A fine 2021 il Governo di Narendra Mori ha detto che il tasso di fertilità è sceso sotto la soglia di due figli per donna, sotto il replacement level, ma si sta abbassando notevolmente il tasso di mortalità – l'aspettative di vita in India è salita a 67 anni - e la popolazione aumenta. L'India ha una popolazione giovane, un'età media di 28,5 anni, con metà degli indiani che non arriva ai 38 anni. Il Governo di Narendra Modi aveva anche proposto un disegno di legge per il controllo delle nascite, ma l'ha dovuto ritirare per l'opposizione interna al suo partito. D'altro canto fa parte della narrazione di Modi l'idea dell'India ancora più potente perché più popolosa. Quello che viene chiamato il dividendo demografico, che alimenterebbe la rapida crescita economica e lo sviluppo dell'India. L'India è la sesta economia del mondo, ma ha un ritmo di crescita che la proietta al terzo posto nell'arco di una decina di anni. "Il dividendo demografico non si ottiene automaticamente, perché quel grande gruppo di giovani in età lavorativa ha bisogno di un lavoro e deve essere produttivo", afferma Stuart Gietel-Basten della Khalifa University di Abu Dhabi.
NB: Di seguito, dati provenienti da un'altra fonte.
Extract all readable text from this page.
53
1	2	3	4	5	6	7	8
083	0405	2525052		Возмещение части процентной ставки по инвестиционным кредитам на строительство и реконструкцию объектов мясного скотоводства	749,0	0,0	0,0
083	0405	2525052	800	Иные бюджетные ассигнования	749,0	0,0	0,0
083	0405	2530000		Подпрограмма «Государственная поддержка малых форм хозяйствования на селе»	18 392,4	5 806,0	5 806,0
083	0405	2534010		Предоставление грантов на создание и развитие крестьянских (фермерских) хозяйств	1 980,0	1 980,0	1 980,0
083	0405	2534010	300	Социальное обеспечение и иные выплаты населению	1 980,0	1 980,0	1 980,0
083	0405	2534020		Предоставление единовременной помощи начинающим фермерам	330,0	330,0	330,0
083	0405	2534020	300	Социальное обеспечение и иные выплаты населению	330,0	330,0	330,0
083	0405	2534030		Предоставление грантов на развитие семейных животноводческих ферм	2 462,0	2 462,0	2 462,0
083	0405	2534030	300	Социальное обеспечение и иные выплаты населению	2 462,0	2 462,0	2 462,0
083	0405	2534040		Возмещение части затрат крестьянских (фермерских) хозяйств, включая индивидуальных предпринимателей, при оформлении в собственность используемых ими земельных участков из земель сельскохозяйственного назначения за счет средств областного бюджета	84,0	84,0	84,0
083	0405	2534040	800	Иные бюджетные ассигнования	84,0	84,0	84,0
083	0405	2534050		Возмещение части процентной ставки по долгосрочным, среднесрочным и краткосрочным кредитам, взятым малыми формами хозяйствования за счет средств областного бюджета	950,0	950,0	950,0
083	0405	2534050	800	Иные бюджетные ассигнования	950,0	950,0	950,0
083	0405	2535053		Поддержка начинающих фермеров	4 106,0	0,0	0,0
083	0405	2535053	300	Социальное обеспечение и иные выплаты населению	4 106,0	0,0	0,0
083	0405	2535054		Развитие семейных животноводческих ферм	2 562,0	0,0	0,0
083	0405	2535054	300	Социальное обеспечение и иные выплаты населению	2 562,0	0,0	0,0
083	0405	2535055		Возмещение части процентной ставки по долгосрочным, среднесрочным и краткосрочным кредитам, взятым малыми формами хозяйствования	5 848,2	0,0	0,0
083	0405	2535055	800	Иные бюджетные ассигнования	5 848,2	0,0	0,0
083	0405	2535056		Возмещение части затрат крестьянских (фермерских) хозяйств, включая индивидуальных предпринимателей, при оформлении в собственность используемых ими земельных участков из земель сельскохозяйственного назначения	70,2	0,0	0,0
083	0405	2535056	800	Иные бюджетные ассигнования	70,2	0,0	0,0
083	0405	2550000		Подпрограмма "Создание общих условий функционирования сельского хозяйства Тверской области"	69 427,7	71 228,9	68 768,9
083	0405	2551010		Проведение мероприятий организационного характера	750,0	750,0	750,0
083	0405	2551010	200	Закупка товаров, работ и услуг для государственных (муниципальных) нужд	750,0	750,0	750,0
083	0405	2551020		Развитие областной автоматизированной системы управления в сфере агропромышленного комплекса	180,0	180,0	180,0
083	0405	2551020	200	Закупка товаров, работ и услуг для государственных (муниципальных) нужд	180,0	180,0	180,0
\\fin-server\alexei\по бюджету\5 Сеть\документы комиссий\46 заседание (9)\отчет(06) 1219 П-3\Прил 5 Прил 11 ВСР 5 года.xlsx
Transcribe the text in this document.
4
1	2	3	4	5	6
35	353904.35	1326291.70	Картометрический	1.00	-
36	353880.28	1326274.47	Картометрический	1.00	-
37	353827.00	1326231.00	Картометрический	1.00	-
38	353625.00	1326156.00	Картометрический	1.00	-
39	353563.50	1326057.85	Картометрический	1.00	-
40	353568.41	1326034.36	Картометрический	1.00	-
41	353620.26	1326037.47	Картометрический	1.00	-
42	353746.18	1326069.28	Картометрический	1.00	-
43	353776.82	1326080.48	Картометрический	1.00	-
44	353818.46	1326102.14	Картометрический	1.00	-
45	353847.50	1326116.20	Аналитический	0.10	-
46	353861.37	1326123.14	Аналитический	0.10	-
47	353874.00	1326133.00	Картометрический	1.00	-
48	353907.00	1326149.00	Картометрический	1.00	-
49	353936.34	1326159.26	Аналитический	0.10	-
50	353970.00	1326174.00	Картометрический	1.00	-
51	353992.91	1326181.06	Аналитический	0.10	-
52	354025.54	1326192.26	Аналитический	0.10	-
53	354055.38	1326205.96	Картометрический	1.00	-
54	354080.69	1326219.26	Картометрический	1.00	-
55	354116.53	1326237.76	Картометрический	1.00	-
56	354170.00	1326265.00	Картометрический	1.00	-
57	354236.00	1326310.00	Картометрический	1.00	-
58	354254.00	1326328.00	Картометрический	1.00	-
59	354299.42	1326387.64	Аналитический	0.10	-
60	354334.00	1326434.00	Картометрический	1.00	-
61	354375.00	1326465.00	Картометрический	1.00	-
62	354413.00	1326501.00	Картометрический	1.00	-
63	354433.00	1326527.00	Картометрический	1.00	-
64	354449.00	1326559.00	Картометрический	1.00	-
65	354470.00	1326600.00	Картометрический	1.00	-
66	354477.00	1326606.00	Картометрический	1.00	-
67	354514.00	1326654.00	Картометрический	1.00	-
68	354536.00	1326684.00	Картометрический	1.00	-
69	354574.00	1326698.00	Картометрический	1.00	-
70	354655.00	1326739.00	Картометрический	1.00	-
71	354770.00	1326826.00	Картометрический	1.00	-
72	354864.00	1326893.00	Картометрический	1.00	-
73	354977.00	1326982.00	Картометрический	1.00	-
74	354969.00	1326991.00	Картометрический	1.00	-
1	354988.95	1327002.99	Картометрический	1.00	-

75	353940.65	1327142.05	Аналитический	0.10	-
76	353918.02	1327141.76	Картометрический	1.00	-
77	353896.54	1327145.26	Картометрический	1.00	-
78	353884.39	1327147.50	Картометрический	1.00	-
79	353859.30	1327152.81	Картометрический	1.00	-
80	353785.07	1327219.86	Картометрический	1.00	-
L'incremento demografico di per sé non porta ricchezza, in altre parole, ma sarà cruciale la capacità di offrire lavoro a tutta questa popolazione in età lavorativa: può portare a un forte sviluppo come in Corea del Sud oppure a povertà e disordini come in Tunisia.

C'è chi smonta la retorica del dividendo per parlare piuttosto di un disastro demografico, per la mancanza in India di un grande settore manifatturiero ad alta intensità di manodopera in grado di assorbire masse di lavoratori in espansione. Preoccupa inoltre la progressiva urbanizzazione della popolazione: una città come Mumbai è cresciuta di 8 milioni di persone in 30 anni, ora è abitata da 20 milioni di persone ed entro il 2035 saranno 27 milioni. Una sovrappopolazione che già oggi la megalopoli non riesce a gestire in termini di politiche per la casa, i rifiuti, i trasporti, l'acqua, i servizi igienici, la salubrità dell'aria. E l'India dovrà tenere conto di alcune specifiche peculiarietà nazionali: l'inquinamento soffocante, il caldo torrido d'estate, la scarsità di acqua da bere e l'abbondanza dell'acqua che arriva ogni anno da eventi meteorologici estremi. Ancora, la divisione nord-sud, con l'incremento demografico che è pompato dagli stati del nord, Bihar e Uttar Pradesh. Nei prossimi 15 anni l'uomo medio del Tamil Nadu nel sud indiano avrà 12 anni in più di quello del Bihar. Dividendo o disastro, se è certo che il flop demografico porterà alla depressione diverse aree del mondo, non è altrettanto vero che il primato demografico basterà a regalare all'India quella grandezza a cui ambisce.

"La popolazione del nostro pianeta ha superato una nuova soglia — ha affermato il segretario generale delle Nazioni Unite Antonio Guterres a Cop27 — Questa pietra miliare mette nella giusta prospettiva il significato di questa conferenza sul clima. Come risponderemo quando il "Bambino 8 miliardi" sarà grande abbastanza da chiedere: "Cosa avete fatto per il nostro mondo – e per il nostro Pianeta – quando ne avevate la possibilità?".